Cade anche il tabù della separazione delle carriere dei magistrati
Ecco, non ostile. E chissà se è un caso che, proprio oggi, si è materializzato alla Camera il vicepresidente del Csm David Ermini. Che, dopo la sua elezione al Csm, non si era mai visto da quelle parti. Proprio oggi, dopo giorni che i suoi ex colleghi di partito hanno lanciato strali contro la procura di Firenze, tali da suscitare anche la reazione dell’Anm, in difesa dell’indipendenza della magistratura dagli attacchi della politica, proprio come avveniva ai tempi di Berlusconi.
Ermini, dopo aver ritirato la tessera dell’Inter club di Montecitorio, onorando la sua fede nerazzurra, va a pranzo con i fedeli dell’ortodossia renziana. Due chiacchiere con Maria Elena Boschi, poi si attovaglia con Alessia Morani, che nel Pd si occupa di giustizia, Stefano Ceccanti, che si occupa di riforme costituzionali, Carmelo Miceli, avvocato siciliano di granitico garantismo. Magari è stata solo una rimpatriata tra vecchi amici, però l’istantanea fa effetto: il vice-presidente del Csm, ovvero il vice di Mattarella nell’organo di autogoverno dei giudici a pranzo con i pasdaran del renzismo. Perché in politica contano anche i gesti, gli atti simbolici, i silenzi e le parole. Attestano vicinanza, condivisione, sintonia, soprattutto nei momenti in cui una storia fa un salto, attraverso un conflitto: la politica da un lato, le toghe dall’altro. Perché che cosa è, se non il segno di una profonda mutazione genetica, la reazione renziana di fronte all’arresto dei genitori dell’ex premier? Le parole di Renzi, l’intervista di Orfini all’HuffPost, il j’accuse di Maria Elena Boschi al Foglio contro “la gogna” e “l’uso politico della giustizia”?
Adesso anche l’ultimo tabù è rotto, la separazione delle carriere. L’argomento, già nella “mozione Martina”, è scritto in grassetto a pagina 25: “Il tema della separazione delle carriere appare ineludibile per garantire un giudice terzo e imparziale”. Come se, nell’ordinamento vigente che non la prevede, i giudici non lo fossero, tesi appunto cara a Berlusconi. Il passo ulteriore, rispetto a un programma messo per iscritto, è il provvedimento presentato in commissione. Franco Vazio, avvocato del Pd, ne parla senza remore: “Non solo sono aperto al confronto in Commissione, ma ritengo sia indispensabile.
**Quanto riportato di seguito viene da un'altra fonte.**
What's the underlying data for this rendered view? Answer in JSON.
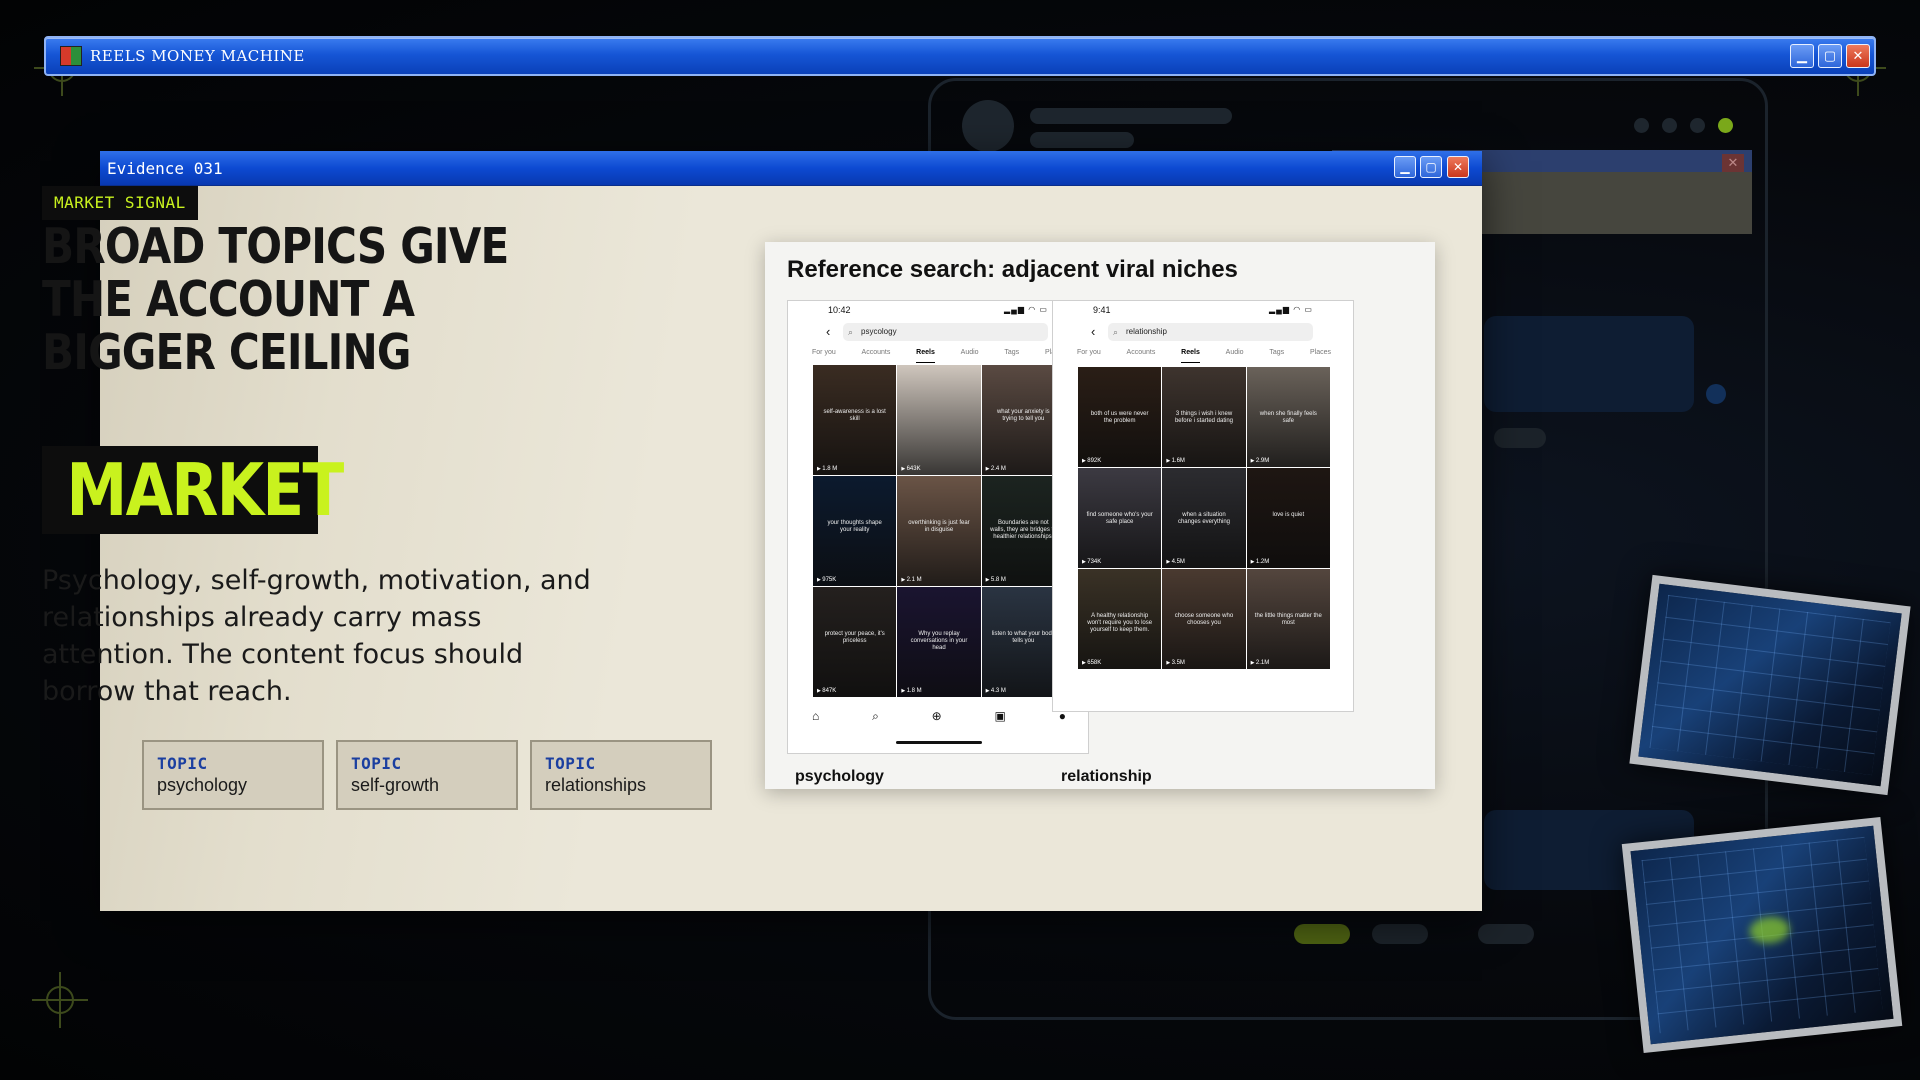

Si tratta di una riforma che sta nel segno della riforma del processo penale, ne dà seguito, mettendo le due sullo stesso piano, cosa che non è oggi. È una cosa che io sostengo da molto tempo, oggi è patrimonio della discussione del Pd”.
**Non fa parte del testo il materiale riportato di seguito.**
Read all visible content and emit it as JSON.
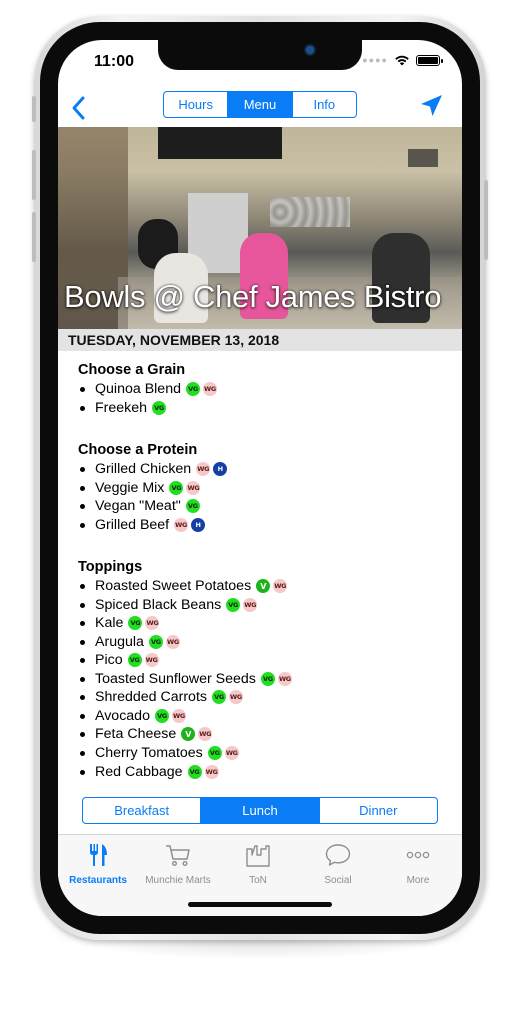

Magari non di tutto il Pd, perché dalle parti dei sostenitori di Zingaretti la tesi del “complotto” giudiziario è vissuta con un malcelato fastidio. Né si trovano truppe pronte a partire per una crociata contro la magistratura. Però il punto non è solo questo. Il punto è che è cambiata la natura delle primarie e del “discorso” pubblico del Pd, monopolizzato dalla questione giudiziaria. Non è un caso che proprio Renzi ha trasferito la sua presentazione del libro a Torino in una sala del Lingotto che ben si presta a un bagno di folla. La sua “altra strada” è lastricata di vittimismo, iper-garantismo, sindrome dell’assedio come terreno per chiamare alle armi del suo popolo in nome di un “non mollo” che gasa le tifoserie. Non ci vuole un genio per vedere in questo approccio non solo una reazione emotiva, ma una strategia consapevole per “mandare in vacca le primarie”, come dicono dentro al Pd. Perché su questi presupposti la competizione poco si presta a scaldare i cuori e a risuscitare interesse nei tanti delusi che, proprio nell’era renziana, si sono allontanati dal Pd.
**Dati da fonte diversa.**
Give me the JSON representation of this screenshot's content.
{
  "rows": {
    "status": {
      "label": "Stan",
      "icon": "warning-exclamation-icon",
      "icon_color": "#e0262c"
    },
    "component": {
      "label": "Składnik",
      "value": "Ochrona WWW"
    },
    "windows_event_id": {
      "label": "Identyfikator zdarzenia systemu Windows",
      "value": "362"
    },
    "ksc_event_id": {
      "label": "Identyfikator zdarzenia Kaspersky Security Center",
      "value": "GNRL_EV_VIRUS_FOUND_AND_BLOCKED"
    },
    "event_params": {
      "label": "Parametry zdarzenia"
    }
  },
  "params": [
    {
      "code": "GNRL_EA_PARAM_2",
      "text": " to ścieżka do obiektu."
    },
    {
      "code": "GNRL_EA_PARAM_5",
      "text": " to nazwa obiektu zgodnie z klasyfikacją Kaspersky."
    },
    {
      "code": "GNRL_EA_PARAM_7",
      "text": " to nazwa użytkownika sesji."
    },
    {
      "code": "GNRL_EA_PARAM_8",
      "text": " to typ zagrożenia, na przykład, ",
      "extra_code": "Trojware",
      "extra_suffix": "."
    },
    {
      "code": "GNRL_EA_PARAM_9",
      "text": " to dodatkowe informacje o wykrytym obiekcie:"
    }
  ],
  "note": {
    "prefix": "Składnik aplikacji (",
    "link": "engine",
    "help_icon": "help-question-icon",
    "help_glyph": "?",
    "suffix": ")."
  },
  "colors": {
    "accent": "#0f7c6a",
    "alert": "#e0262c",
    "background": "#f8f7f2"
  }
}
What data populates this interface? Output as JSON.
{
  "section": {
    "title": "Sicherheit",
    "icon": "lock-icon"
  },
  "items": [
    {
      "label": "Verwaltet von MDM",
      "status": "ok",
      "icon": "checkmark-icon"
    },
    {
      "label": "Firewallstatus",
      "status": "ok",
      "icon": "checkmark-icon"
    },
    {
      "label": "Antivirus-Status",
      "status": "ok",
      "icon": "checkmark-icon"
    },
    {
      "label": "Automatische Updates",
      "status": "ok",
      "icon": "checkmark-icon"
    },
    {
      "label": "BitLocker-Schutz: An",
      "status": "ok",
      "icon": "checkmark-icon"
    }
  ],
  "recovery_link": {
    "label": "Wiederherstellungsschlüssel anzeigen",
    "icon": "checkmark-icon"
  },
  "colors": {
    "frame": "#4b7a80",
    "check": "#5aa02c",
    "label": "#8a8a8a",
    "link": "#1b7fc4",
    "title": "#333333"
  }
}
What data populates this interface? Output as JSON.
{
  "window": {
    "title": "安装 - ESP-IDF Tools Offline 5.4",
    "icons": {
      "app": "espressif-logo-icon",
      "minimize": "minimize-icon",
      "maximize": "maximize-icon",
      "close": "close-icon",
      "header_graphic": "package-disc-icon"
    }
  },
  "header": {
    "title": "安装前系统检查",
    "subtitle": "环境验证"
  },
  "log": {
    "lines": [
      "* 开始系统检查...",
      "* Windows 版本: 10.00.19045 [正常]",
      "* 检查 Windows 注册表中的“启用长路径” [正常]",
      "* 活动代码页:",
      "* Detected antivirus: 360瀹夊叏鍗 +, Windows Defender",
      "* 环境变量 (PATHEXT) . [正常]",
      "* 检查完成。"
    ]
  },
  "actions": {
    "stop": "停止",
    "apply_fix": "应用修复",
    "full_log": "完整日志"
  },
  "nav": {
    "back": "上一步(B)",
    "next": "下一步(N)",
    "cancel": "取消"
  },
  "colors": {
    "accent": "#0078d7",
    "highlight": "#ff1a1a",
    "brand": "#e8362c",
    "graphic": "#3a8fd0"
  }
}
Resta un elemento, ad oggi, che in prospettiva non di poco conto. C’è un pezzo del Pd disponibile a confrontarsi sulla giustizia col centrodestra. Il che alimenta quella suggestione che da tempo gira nei Palazzi: “È proprio la giustizia e, con essa, la grande riforma costituzionale il terreno possibile di confronto tra chi si riconosce in Renzi e nel suo partito, se e quando lo farà, e la Lega, semmai dovesse crollare tutto?”. È la tesi del Foglio, di ambienti renziani, degli organizzatori della famosa cena dove parteciparono Salvini e la Boschi, al termine proprio di un evento sulla giustizia. Chissà. Queste al momento sono suggestioni. La rottura dei tabù, la mutazione genetica nel segno della berlusconizzazione, questi sono fatti.